ININFA   02677
INSTITUTO DE INVESTIGACIONES FARMACOLOGICAS
Unidad Ejecutora - UE
congresos y reuniones científicas
Título:
METHAMPHETAMINE AND MODAFINIL ELICIT DIFFERENTIAL EPIGENETIC AND FUNCTIONAL PROFILES IN THE MOUSE MEDIAL PREFRONTAL CORTEX
Autor/es:
JAYANTHI, SUBRAMANIAM; FRANCISCO URBANO; BETINA GONZALEZ; EDGAR GARCIA-RILL; JEAN LUD CADET; VERONICA BISAGNO
Lugar:
Paris
Reunión:
Congreso; ISN-ESN Biennial Meeting; 2017
Institución organizadora:
International Society for Neurochemistry
Resumen:
Methamphetamine (METH) addiction presents with specific behavioral alterations that suggest long-lasting changes in gene regulation within brain nuclei of the reward circuitry, including the medial prefrontal cortex (mPFC). METH negatively impacts the mPFC function, leading to decreased function and longstanding cognitive decline both in humans and animal models. Given the persistence of the addiction phenotype at both behavioral and transcriptional levels, increasing evidence implicate epigenetic mechanisms of gene regulation behind the neurobehavioral adaptions induced by psychostimulants. Also, psychostimulant drugs are known by their pro-cognitive effects, in part by its ability to increase PFC function, such as modafinil. Interestingly, modafinil has shown little abuse liability. The aim of the present study is to identify differential markers of METH and modafinil actions on epigenetic and functional targets in the mPFC, that may help identify pathways associated with addictive vs cognitive enhancing traits of these stimulants.
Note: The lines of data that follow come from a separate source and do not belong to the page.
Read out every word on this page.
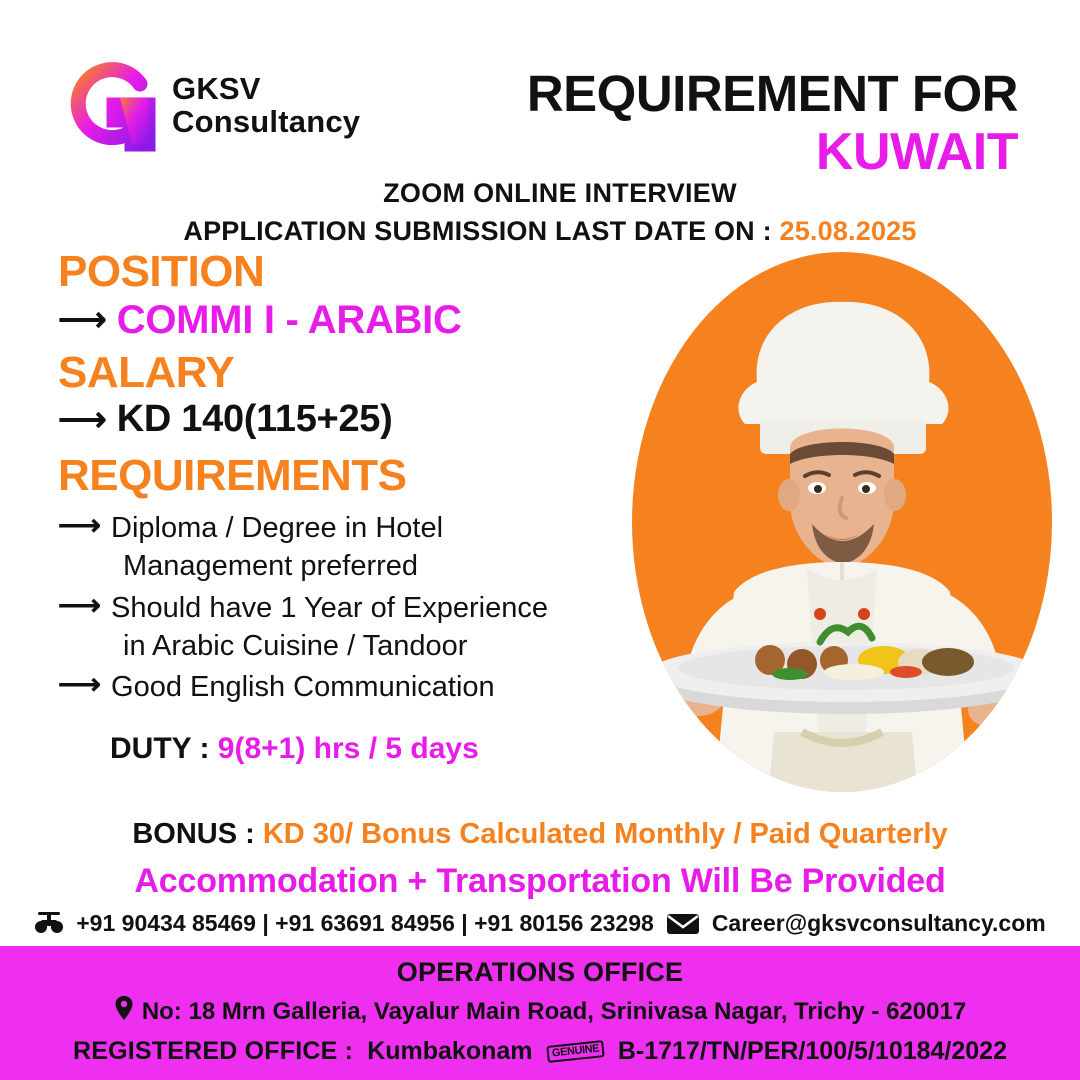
GKSV
Consultancy	REQUIREMENT FOR
KUWAIT
ZOOM ONLINE INTERVIEW
APPLICATION SUBMISSION LAST DATE ON : 25.08.2025
POSITION
⟶ COMMI I - ARABIC
SALARY
⟶ KD 140(115+25)
REQUIREMENTS
⟶ Diploma / Degree in Hotel
Management preferred
⟶ Should have 1 Year of Experience
in Arabic Cuisine / Tandoor
⟶ Good English Communication
DUTY : 9(8+1) hrs / 5 days
BONUS : KD 30/ Bonus Calculated Monthly / Paid Quarterly
Accommodation + Transportation Will Be Provided
+91 90434 85469 | +91 63691 84956 | +91 80156 23298	Career@gksvconsultancy.com
OPERATIONS OFFICE
No: 18 Mrn Galleria, Vayalur Main Road, Srinivasa Nagar, Trichy - 620017
REGISTERED OFFICE : Kumbakonam	GENUINE B-1717/TN/PER/100/5/10184/2022
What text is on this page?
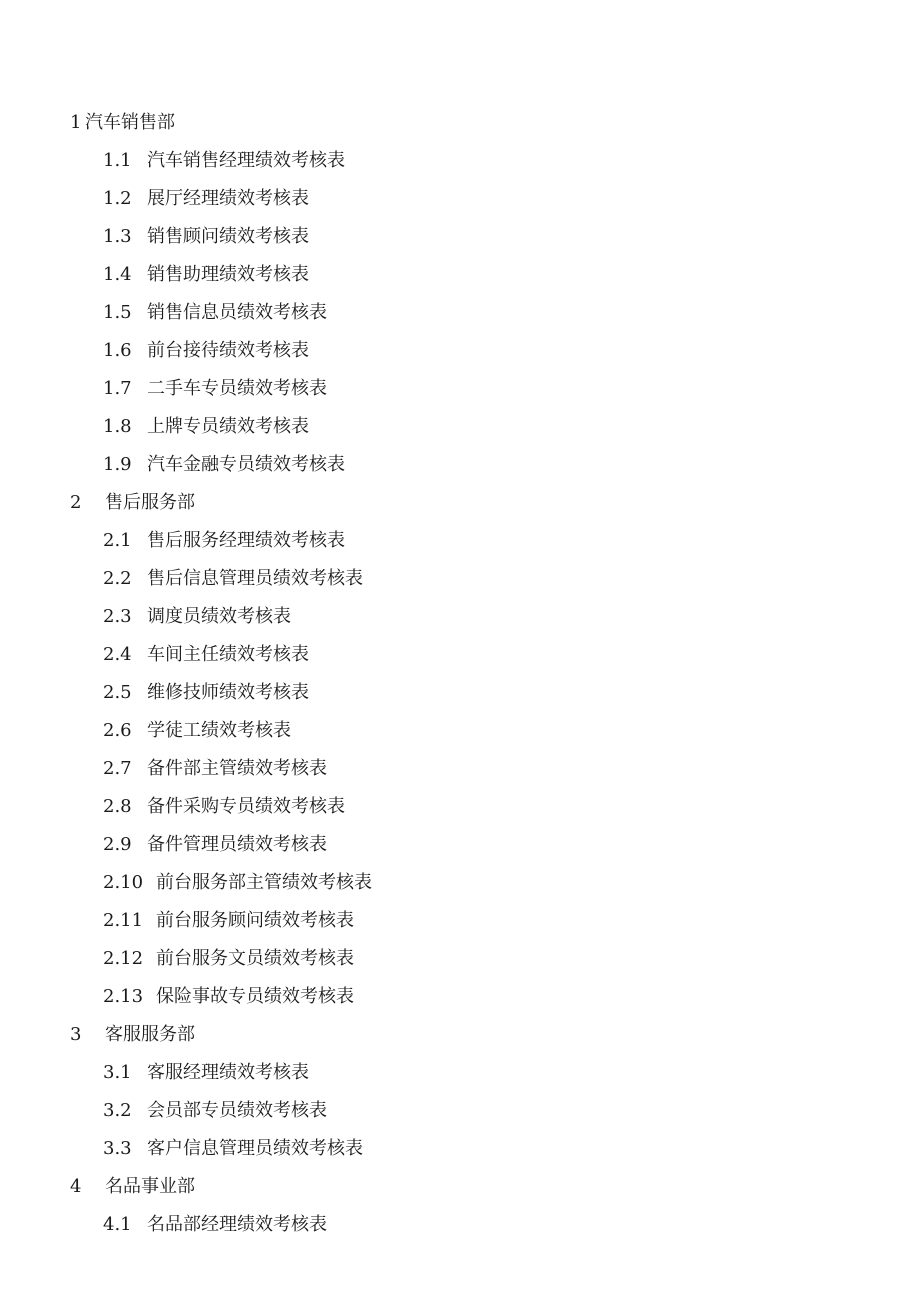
1 汽车销售部
1.1 汽车销售经理绩效考核表
1.2 展厅经理绩效考核表
1.3 销售顾问绩效考核表
1.4 销售助理绩效考核表
1.5 销售信息员绩效考核表
1.6 前台接待绩效考核表
1.7 二手车专员绩效考核表
1.8 上牌专员绩效考核表
1.9 汽车金融专员绩效考核表
2 售后服务部
2.1 售后服务经理绩效考核表
2.2 售后信息管理员绩效考核表
2.3 调度员绩效考核表
2.4 车间主任绩效考核表
2.5 维修技师绩效考核表
2.6 学徒工绩效考核表
2.7 备件部主管绩效考核表
2.8 备件采购专员绩效考核表
2.9 备件管理员绩效考核表
2.10 前台服务部主管绩效考核表
2.11 前台服务顾问绩效考核表
2.12 前台服务文员绩效考核表
2.13 保险事故专员绩效考核表
3 客服服务部
3.1 客服经理绩效考核表
3.2 会员部专员绩效考核表
3.3 客户信息管理员绩效考核表
4 名品事业部
4.1 名品部经理绩效考核表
Mice received METH (1 mg/kg) or modafinil (90 mg/kg) single dose acute treatment (sacrifice 1hr later) or subchronic daily7 days-treatment (sacrifice withdrawal day 4). METH single dose treatment induced paired-pulse facilitation of EPSCs in D1-expressing layer V pyramidal neurons (patch clamp in BAC-Drd1a-tdTomato), suggesting reduced presynaptic probability of glutamate release, whereas modafinil had no effect. We found reduced dopamine receptors Drd1a and Drd2 mRNA expression after METH, whereas modafinil increased expression of Drd2 and c-Fos compared to controls. Both stimulants acutely decreased H4ac and increased H3ac, HDAC2 and NMDA GluR1, compared to controls. H4ac, HDAC2 and GluR1 effects were blocked by D1 antagonist pretreatment, whereas H3ac effect was not. Subchronic METH and modafinil decreased H4ac and GluR1 expression, whereas only METH showed decreased H3ac and HDAC2. These differences could be related to METH-dependent detrimental effects on mPFC vs the pro-cognitive profile induced by modafinil in experimental and clinical settings.